L’inaspettato e l’atteso

bocageAtteso, dobbiamo dirlo, era il freddo “ristoratore” di questi giorni: poche storie, le piante e con loro tutto l’ecosistema di queste latitudini ne hanno bisogno per entrare finalmente in dormienza e osservare un periodo di riposo come si deve. Certo, ci vorrebbe anche un po’ più pioggia, anzi molta più pioggia che penetri in profondità nel terreno facendo lavorare le radici, ma ci accontentiamo… Peraltro il freddo vero è durato tre o quattro giorni, mentre oggi eravamo di nuovo sui 12° C di temperatura massima: più che sopportabile, anzi perfetta per dedicarci ai lavori “tosti” che ci stanno impegnando in questi giorni, ovvero l’eliminazione di alcuni alberi pericolanti e la conseguente riduzione dei tronchi in tocchi di formato adatto per il camino!

Oltre a questo, proseguono con una certa calma la pulizia della stradina comunale, dalla quale si recuperano foglie, terra e pietrume per il compost, e almeno in parte la raccolta delle foglie secche (fico e noce soprattutto) per provare a produrre terriccio di foglie, fresco e friabile. Senza dimenticare qualche piccolo lavoro di bricolage e, numerosissimi, le idee e i progetti per l’evoluzione prossima ventura.

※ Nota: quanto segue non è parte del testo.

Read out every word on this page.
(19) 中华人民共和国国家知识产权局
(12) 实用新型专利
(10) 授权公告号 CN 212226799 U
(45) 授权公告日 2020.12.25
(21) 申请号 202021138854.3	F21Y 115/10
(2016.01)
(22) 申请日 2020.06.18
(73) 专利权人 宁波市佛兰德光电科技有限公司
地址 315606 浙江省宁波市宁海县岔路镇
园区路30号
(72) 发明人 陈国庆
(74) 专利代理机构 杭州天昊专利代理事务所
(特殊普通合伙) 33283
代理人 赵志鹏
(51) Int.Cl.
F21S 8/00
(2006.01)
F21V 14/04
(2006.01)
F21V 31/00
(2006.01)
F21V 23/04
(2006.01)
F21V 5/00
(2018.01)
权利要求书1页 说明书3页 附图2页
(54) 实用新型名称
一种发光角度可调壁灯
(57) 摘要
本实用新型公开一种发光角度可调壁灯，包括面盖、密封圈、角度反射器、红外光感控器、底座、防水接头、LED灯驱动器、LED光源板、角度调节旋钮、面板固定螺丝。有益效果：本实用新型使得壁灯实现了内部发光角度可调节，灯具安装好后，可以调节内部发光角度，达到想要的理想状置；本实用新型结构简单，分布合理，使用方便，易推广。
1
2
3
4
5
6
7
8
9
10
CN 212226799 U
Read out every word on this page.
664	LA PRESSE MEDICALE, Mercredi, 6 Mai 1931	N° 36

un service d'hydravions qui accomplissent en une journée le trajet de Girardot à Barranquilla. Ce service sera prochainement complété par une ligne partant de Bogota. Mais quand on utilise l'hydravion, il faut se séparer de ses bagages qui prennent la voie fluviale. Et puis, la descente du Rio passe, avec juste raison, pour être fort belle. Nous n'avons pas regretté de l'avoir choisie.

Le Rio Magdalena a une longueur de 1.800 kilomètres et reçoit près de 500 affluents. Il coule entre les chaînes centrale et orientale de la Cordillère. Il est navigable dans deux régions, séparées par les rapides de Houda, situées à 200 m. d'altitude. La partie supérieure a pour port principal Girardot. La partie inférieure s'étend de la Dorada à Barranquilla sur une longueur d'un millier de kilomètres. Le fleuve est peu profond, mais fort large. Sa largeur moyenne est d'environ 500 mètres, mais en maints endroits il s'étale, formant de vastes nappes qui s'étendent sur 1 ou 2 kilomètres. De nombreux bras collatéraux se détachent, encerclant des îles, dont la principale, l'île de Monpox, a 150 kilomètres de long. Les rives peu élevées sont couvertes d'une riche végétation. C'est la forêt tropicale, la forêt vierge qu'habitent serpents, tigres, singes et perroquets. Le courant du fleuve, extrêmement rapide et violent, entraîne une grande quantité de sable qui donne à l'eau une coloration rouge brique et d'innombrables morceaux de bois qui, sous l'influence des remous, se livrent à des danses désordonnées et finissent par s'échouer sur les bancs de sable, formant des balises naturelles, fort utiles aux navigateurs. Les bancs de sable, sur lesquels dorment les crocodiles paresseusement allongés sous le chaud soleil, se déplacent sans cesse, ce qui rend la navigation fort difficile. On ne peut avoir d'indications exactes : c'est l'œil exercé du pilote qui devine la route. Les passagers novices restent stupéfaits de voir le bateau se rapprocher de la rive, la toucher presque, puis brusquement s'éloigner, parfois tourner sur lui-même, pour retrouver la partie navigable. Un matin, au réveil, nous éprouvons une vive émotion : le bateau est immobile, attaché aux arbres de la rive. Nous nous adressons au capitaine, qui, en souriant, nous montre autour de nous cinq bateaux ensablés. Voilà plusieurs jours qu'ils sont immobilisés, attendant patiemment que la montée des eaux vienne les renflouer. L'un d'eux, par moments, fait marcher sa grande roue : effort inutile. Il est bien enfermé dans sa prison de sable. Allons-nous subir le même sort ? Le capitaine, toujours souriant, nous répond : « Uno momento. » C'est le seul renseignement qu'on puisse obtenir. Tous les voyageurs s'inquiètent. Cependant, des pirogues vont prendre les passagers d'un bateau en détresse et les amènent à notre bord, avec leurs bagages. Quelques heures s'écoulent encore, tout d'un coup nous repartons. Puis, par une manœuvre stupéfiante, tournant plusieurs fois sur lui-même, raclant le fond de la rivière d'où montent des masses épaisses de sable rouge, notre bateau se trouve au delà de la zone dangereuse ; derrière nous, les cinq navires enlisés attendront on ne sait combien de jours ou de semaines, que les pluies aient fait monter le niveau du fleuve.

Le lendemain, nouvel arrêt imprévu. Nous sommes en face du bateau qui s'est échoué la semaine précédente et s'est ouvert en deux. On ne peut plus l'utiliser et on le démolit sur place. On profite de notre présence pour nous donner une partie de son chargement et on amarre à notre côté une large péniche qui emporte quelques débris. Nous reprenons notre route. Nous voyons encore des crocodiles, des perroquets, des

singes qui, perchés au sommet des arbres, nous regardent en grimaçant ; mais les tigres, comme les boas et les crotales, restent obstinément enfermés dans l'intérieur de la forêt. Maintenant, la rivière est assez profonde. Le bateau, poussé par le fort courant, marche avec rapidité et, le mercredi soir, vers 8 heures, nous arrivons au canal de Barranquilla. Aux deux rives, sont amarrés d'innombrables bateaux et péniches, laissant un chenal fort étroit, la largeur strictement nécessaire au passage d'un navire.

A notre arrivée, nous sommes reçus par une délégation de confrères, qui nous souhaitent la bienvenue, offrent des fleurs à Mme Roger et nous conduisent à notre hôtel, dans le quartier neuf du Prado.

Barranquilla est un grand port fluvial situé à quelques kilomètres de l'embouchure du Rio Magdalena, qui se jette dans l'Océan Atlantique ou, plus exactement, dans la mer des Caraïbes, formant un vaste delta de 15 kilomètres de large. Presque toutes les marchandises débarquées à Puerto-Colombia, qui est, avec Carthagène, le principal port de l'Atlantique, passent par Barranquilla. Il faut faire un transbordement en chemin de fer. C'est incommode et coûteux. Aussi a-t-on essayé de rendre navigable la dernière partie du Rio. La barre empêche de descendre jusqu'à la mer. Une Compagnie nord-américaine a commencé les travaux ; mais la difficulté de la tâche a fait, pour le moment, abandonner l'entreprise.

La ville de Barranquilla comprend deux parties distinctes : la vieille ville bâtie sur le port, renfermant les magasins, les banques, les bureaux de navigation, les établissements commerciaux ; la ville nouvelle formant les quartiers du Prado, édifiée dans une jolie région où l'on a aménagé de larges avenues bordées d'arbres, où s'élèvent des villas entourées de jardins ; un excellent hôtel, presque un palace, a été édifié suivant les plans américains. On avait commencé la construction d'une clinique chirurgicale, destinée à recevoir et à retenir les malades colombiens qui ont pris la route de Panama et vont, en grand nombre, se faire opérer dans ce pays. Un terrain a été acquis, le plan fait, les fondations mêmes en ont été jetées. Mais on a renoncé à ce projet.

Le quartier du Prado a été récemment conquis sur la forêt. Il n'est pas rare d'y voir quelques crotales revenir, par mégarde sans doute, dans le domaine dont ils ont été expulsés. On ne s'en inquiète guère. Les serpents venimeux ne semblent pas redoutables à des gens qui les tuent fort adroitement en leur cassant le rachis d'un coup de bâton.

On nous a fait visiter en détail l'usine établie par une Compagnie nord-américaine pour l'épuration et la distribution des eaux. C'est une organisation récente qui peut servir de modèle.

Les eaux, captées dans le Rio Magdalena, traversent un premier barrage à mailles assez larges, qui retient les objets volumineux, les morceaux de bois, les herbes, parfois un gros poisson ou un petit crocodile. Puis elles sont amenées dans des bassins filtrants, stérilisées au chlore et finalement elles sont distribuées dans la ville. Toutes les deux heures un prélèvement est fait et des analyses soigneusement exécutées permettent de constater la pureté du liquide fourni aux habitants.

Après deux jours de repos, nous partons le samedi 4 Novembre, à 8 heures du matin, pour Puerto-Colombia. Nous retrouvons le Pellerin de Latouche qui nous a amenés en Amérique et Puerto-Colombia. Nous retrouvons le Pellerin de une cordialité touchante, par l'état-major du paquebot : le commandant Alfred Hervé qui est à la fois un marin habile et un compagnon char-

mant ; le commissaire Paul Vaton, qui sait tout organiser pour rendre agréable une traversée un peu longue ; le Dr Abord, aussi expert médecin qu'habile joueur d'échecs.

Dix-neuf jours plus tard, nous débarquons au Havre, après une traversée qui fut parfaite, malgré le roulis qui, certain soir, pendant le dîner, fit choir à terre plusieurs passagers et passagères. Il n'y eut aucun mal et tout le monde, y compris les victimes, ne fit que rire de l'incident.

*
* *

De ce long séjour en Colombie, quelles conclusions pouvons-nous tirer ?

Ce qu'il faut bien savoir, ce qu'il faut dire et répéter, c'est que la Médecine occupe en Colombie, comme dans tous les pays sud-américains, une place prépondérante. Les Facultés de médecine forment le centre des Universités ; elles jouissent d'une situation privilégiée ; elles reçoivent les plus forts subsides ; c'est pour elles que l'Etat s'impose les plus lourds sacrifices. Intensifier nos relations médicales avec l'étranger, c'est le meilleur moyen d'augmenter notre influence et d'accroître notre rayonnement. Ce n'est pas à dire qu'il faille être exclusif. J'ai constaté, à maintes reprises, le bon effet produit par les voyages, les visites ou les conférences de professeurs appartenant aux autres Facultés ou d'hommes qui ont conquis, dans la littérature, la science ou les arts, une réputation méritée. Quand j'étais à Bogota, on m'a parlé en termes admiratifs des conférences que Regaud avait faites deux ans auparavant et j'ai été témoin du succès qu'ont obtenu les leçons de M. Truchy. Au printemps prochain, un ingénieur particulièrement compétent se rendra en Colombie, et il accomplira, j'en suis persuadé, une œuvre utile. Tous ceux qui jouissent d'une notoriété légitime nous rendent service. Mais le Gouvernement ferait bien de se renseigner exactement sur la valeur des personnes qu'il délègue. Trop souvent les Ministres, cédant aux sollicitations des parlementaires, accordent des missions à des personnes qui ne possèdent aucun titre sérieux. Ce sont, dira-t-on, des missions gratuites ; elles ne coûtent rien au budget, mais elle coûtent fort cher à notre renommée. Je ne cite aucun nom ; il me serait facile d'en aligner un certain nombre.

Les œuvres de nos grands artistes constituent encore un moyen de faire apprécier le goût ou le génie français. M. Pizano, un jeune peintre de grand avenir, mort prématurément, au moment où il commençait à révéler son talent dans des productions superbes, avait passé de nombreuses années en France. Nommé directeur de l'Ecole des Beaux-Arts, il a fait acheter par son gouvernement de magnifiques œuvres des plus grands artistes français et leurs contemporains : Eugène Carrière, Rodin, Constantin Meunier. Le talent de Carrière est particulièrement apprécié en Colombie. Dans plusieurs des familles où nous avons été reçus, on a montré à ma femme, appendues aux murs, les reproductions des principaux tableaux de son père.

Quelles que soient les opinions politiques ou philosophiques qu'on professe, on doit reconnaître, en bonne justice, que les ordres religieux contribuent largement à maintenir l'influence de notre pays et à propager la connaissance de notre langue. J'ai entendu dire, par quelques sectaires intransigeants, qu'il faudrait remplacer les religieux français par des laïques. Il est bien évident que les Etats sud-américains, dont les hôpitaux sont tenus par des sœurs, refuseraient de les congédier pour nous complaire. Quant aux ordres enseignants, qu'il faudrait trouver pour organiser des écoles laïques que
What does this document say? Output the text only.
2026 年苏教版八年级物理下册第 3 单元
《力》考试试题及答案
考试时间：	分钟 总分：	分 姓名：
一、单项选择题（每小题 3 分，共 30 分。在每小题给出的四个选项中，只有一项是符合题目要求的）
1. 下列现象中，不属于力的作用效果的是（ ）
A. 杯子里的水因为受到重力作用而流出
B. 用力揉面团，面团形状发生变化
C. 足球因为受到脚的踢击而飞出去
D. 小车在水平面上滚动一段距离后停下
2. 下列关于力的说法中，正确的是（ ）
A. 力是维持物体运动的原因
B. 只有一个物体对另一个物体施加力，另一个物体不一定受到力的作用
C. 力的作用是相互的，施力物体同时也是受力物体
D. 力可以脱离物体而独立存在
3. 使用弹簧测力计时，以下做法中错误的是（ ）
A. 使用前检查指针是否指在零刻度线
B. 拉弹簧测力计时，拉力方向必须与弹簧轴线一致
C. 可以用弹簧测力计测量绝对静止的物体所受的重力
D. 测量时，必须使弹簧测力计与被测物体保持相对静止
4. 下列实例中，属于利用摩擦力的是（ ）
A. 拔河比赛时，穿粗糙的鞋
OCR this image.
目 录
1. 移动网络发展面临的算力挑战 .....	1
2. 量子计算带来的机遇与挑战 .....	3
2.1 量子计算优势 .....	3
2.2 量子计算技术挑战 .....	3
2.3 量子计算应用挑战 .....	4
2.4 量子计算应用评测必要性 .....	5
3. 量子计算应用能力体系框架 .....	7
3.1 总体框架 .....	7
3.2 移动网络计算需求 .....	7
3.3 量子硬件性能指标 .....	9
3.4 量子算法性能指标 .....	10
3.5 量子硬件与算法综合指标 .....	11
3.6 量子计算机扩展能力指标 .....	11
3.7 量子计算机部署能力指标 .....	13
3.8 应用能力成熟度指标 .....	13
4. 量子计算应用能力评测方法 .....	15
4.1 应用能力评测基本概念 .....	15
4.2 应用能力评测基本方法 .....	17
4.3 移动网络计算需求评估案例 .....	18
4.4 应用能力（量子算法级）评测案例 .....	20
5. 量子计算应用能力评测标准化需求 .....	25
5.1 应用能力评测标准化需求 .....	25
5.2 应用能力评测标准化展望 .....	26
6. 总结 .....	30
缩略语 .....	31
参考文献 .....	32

Fiore di borragine, 5 dicembre
Fiore di borragine, 5 dicembre

Nelle nostre mezze giornate a Tuchel, in cui buona parte della nostra attenzione è irrimediabilmente inghiottita dalla presenza di Loretta, c’è sempre qualche piccola sorpresa da scoprire, qualche segnale da decifrare, o semplicemente qualche momento di sospesa bellezza di cui inebriarsi senza pensieri e senza parole.